A division bench of the court, comprising Chief Justice Prakash Tatia and Justice Jaya Roy, taking suo-motu cognisance of a vernacular daily report that highlighted the impact of the strike, passed the order, a copy of which was to be the faxed to the CIP authorities. The court also asked its office to file a separate PIL.
“The details given in the report clearly suggests that a large number of patients, many of whom need daily supervision, will be affected if the strike takes place. Depriving basic facilities to indoor patients would be absolutely inhuman,” the court observed.
It said that if the staff had issues then they should sit down and sort it out with the management. But it had no right to inconvenience indoor patients for their demands.
The court has fixed July 24 as the next date of hearing.

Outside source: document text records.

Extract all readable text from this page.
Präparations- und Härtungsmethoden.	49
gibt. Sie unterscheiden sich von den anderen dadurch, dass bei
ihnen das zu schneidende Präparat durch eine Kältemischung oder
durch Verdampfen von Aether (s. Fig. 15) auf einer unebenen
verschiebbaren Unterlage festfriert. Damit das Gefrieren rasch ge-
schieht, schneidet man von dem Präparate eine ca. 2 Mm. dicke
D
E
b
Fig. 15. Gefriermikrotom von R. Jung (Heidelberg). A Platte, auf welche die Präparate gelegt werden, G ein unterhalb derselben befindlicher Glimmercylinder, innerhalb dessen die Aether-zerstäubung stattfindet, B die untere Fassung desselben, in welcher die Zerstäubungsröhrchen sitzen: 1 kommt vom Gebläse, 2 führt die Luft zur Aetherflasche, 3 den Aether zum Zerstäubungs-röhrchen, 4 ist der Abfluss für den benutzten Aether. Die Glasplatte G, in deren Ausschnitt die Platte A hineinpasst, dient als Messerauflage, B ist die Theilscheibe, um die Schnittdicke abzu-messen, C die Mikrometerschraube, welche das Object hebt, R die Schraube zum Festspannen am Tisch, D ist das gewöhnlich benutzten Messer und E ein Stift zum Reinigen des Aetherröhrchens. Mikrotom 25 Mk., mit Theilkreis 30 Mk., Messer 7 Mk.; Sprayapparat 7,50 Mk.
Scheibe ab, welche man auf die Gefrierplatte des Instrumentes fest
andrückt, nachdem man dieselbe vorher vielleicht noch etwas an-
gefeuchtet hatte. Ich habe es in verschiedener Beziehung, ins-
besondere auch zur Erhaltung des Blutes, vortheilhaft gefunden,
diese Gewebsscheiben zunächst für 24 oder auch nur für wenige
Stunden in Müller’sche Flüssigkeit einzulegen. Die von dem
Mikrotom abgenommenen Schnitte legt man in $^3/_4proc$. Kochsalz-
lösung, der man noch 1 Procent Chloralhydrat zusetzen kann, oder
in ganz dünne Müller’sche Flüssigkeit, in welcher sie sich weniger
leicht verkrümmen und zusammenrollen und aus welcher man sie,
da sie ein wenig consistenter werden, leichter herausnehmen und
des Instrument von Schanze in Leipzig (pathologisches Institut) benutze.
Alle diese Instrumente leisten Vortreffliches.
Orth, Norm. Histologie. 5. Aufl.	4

Interestingly, around 600 employees of CIP had also launched a two-day dharna in front of the administrative building on Monday in the run-up to the strike, which continued after the order came.
Abdul Kalam, the general secretary of Central Government Hospital Worker’s Union — the body under which the CIP staff are protesting — expressed ignorance and said they were yet to receive a copy of the order.
“The order has not come to our knowledge. Once we get a copy of the order, we will decide our future course of action,” Kalam said.
Prodded about the demands, the general secretary said they were mulling to launch a protest against a host of issues that included demands for appointment on compensatory ground, promotion of all staff nurses, changes in recruitment rules provision of child care leave, payment of tuition fee for the children of employees, among other things.